Naast het hands-on contact met mijn teams houd ik me natuurlijk ook bezig met het aansturen van de afdeling en het strategisch denken met het MT. En met processen als aanschaftrajecten, werken aan veiligheid van patiënten en werknemers en deelnemen aan audits.’
Met liefde
Ik doe mijn werk echt met mijn hart. Het is een groot team in een groot ziekenhuis en dan is dat nodig. We werken hier soms ’s nachts of in het weekend en dat is een heel verschil met bijvoorbeeld het bedrijfsleven. Toen ik hier net begon vroeg ik heel voorzichtig naar beschikbaarheid als er iets buiten kantooruren op stapel stond, maar ik kreeg direct veel aanmeldingen. En dat maak ik dus vaker mee. Mensen zijn nieuwsgierig, ze willen leren en hebben hart voor hun werk. Ze zeggen het zelf: we doen het voor de patiënten, dat is onze motivatie, daarom werken we in een ziekenhuis.
Onze techniekers zijn mensen die geboeid zijn in de techniek en die geboeid zijn door mensen. Het zijn fantastische mensen. Ik op mijn beurt zorg er graag voor dat zij het goed hebben op hun werk. Ze mogen me dag en nacht bellen en dat weten ze ook.’
VZI
‘Sinds februari ben ik lid van de VZI. Voorheen was ik lid van de vakvereniging van Franstalig België, maar die doen lang niet zoveel voor de beroepsgroep als de VZI. Zij zijn kleiner, minder sterk en invloedrijk. Hier lopen de trainingen van engineers via de VZI, die worden daar getraind, opgeleid, gecertificeerd. Ze houden zich naast de opleidingen ook bezig met informatieverstrekking via workshops en conferenties. Ze zorgen voor richtlijnen en geven ook richting aan de ontwikkeling van de medische technologie. De VZI doet cruciaal werk voor ons. In België doen medisch technici veel minder in ziekenhuizen dan wij hier in Nederland doen. Daar is het meer een kwestie van melden en opvolgen en minder zelf het onderhoud doen. Ze hebben daar minder opleidingsbudget dan wij hier, dus het grote en ingrijpende onderhoud besteden ze uit.’

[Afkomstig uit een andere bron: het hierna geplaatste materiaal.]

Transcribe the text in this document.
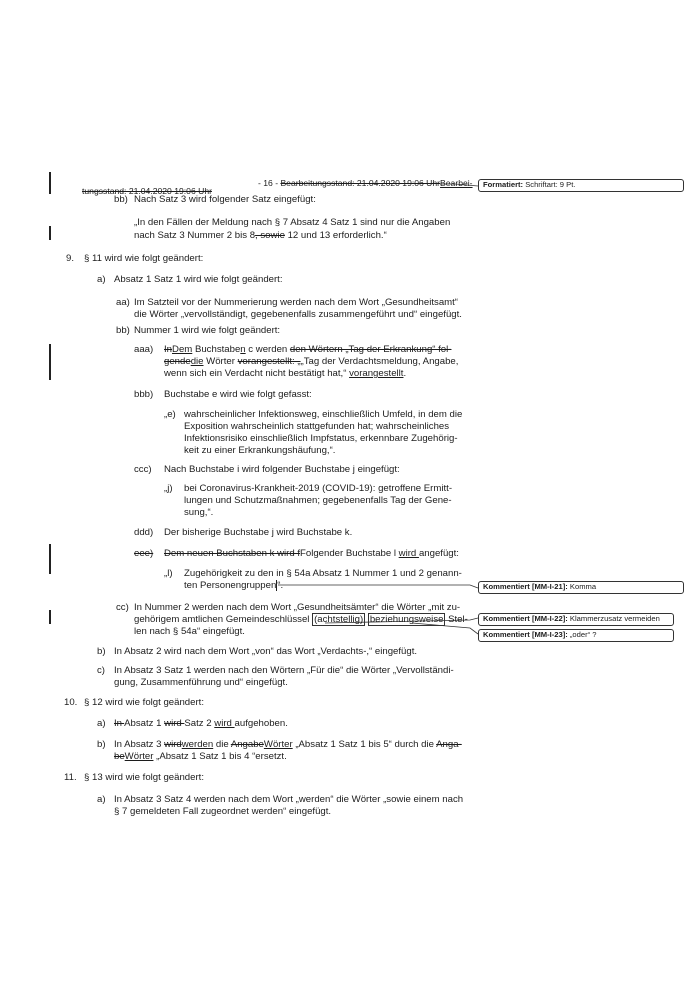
- 16 - Bearbeitungsstand: 21.04.2020 19:06 UhrBearbei-
tungsstand: 21.04.2020 19:06 Uhr
Formatiert: Schriftart: 9 Pt.
Kommentiert [MM-I-21]: Komma
Kommentiert [MM-I-22]: Klammerzusatz vermeiden
Kommentiert [MM-I-23]: „oder“ ?
bb) Nach Satz 3 wird folgender Satz eingefügt:
„In den Fällen der Meldung nach § 7 Absatz 4 Satz 1 sind nur die Angaben
nach Satz 3 Nummer 2 bis 8, sowie 12 und 13 erforderlich.“
9. § 11 wird wie folgt geändert:
a) Absatz 1 Satz 1 wird wie folgt geändert:
aa) Im Satzteil vor der Nummerierung werden nach dem Wort „Gesundheitsamt“
die Wörter „vervollständigt, gegebenenfalls zusammengeführt und“ eingefügt.
bb) Nummer 1 wird wie folgt geändert:
aaa) InDem Buchstaben c werden den Wörtern „Tag der Erkrankung“ fol-
gendedie Wörter vorangestellt: „„Tag der Verdachtsmeldung, Angabe,
wenn sich ein Verdacht nicht bestätigt hat,“ vorangestellt.
bbb) Buchstabe e wird wie folgt gefasst:
„e) wahrscheinlicher Infektionsweg, einschließlich Umfeld, in dem die
Exposition wahrscheinlich stattgefunden hat; wahrscheinliches
Infektionsrisiko einschließlich Impfstatus, erkennbare Zugehörig-
keit zu einer Erkrankungshäufung,“.
ccc) Nach Buchstabe i wird folgender Buchstabe j eingefügt:
„j) bei Coronavirus-Krankheit-2019 (COVID-19): getroffene Ermitt-
lungen und Schutzmaßnahmen; gegebenenfalls Tag der Gene-
sung,“.
ddd) Der bisherige Buchstabe j wird Buchstabe k.
eee) Dem neuen Buchstaben k wird fFolgender Buchstabe l wird angefügt:
„l) Zugehörigkeit zu den in § 54a Absatz 1 Nummer 1 und 2 genann-
ten Personengruppen“.
cc) In Nummer 2 werden nach dem Wort „Gesundheitsämter“ die Wörter „mit zu-
gehörigem amtlichen Gemeindeschlüssel (achtstellig) beziehungsweise Stel-
len nach § 54a“ eingefügt.
b) In Absatz 2 wird nach dem Wort „von“ das Wort „Verdachts-,“ eingefügt.
c) In Absatz 3 Satz 1 werden nach den Wörtern „Für die“ die Wörter „Vervollständi-
gung, Zusammenführung und“ eingefügt.
10. § 12 wird wie folgt geändert:
a) In Absatz 1 wird Satz 2 wird aufgehoben.
b) In Absatz 3 wirdwerden die AngabeWörter „Absatz 1 Satz 1 bis 5“ durch die Anga-
beWörter „Absatz 1 Satz 1 bis 4 “ersetzt.
11. § 13 wird wie folgt geändert:
a) In Absatz 3 Satz 4 werden nach dem Wort „werden“ die Wörter „sowie einem nach
§ 7 gemeldeten Fall zugeordnet werden“ eingefügt.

Wat vertel je de verjaarsvisite
‘Nu kan ik vrij makkelijk op een verjaardag uitleggen wat ik doe: ik zorg er samen met mijn team voor dat alle medisch technische afdelingen van het ziekenhuis blijven draaien. En dan moet ik soms nog uitleggen wat medisch technische afdelingen zijn en welke apparatuur we allemaal onderhouden. Maar dan snappen ze het wel. En ze zeggen meestal ook dat ze daar nog nooit over nagedacht hebben.’